Тушенка подозрительно быстро нагрелась, и я полезла искать другую.
– Где там тонуть?
– Она, типа, встала, задумалась, ее и затянуло. А когда вытащили, уже поздно было. Померла.
– И где ее похоронили?
– У Вязовни.
Было тут неподалеку новое кладбище, у деревни Вязовня. Ему лет пятнадцать, а уже растянулось на весь лес. Там и не найдешь никого. Это если, конечно, задаться целью кого-то найти.
– Хотя бабка не помнит, чтобы хоронили. Может, и не хоронили совсем. Там оставили.
– Если бы там оставили, она бы так же, как камень, из земли вылезла. А трупов в затоне нет.
– Ничего, – Вичка с сожалением посмотрела в пустую банку, где жирно блестело оставшееся масло, – говорят, будет две недели без дождя и жарень. Совсем все высохнет, проявится.
Я представила, как это все будет проявляться, – и похолодела. Отложила тушенку.
А хорошо так. Дрожит воздух от жары, ни ветерка, застыли высушенные колосья пшеницы (или ржи – не помню, что колхоз на поле посеял), и среди этой звенящей тишины поднимаются трупы. Прямо из земли. Как памятники. Тут постоянно какие-то бои шли – Наполеон туда-сюда ходил, Гражданская, Вторая мировая, наверняка не всех нашли и закопали. Куликовская битва у нас тоже эхо дала. На кладбище живем, по кладбищу ходим!

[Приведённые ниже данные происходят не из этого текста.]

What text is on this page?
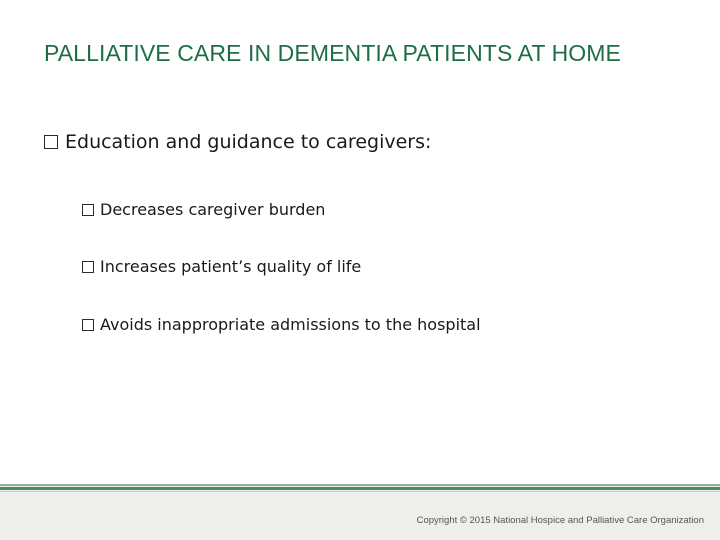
PALLIATIVE CARE IN DEMENTIA PATIENTS AT HOME
Education and guidance to caregivers:
Decreases caregiver burden
Increases patient’s quality of life
Avoids inappropriate admissions to the hospital
Copyright © 2015 National Hospice and Palliative Care Organization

Хлопнула дверь, и я вздрогнула – до того все это ясно увидела. А тут еще банка выскользнула из пальцев – и по ногам. Я взвыла, проклиная все битвы вместе взятые. Вичка, как водится, довольно захмыкала. Хорошо, не засмеялась. А то бы я ее этой банкой прибила и эпитафию потом сочинила. Что-нибудь про тучи и дождь.
– А ты чего здесь? – строго спросила моя бабушка. – Шуре нехорошо стало, она домой пошла. Я думала, ты там. И кто это грабли по двору раскидал? Я чуть не наступила.
Вичка озабоченность на лице изобразила, смахнула со стола крошки.
– Спасибо, баба Мань, – прощебетала она, выскакивая за дверь. – Все было очень вкусно!
– Чего это ей вкусно было? – проворчала бабушка.
– Шпроты тебе особенно удались, – ответила я. Вичка убежала, отдуваться за нее мне придется. – Ты у нас по ним мастер.
– Так! – Бабушка тяжелым взглядом посмотрела на стол, на скатерть, на банку, на разломанную буханку хлеба. – Завтра едем в Троицкое, в церковь. А не поможет – поедем в Гостешево. Я уже договорилась там с одной. Шурка мне телефон дала. Я позвонила. В любой день перед вечерней дойкой она нас и примет.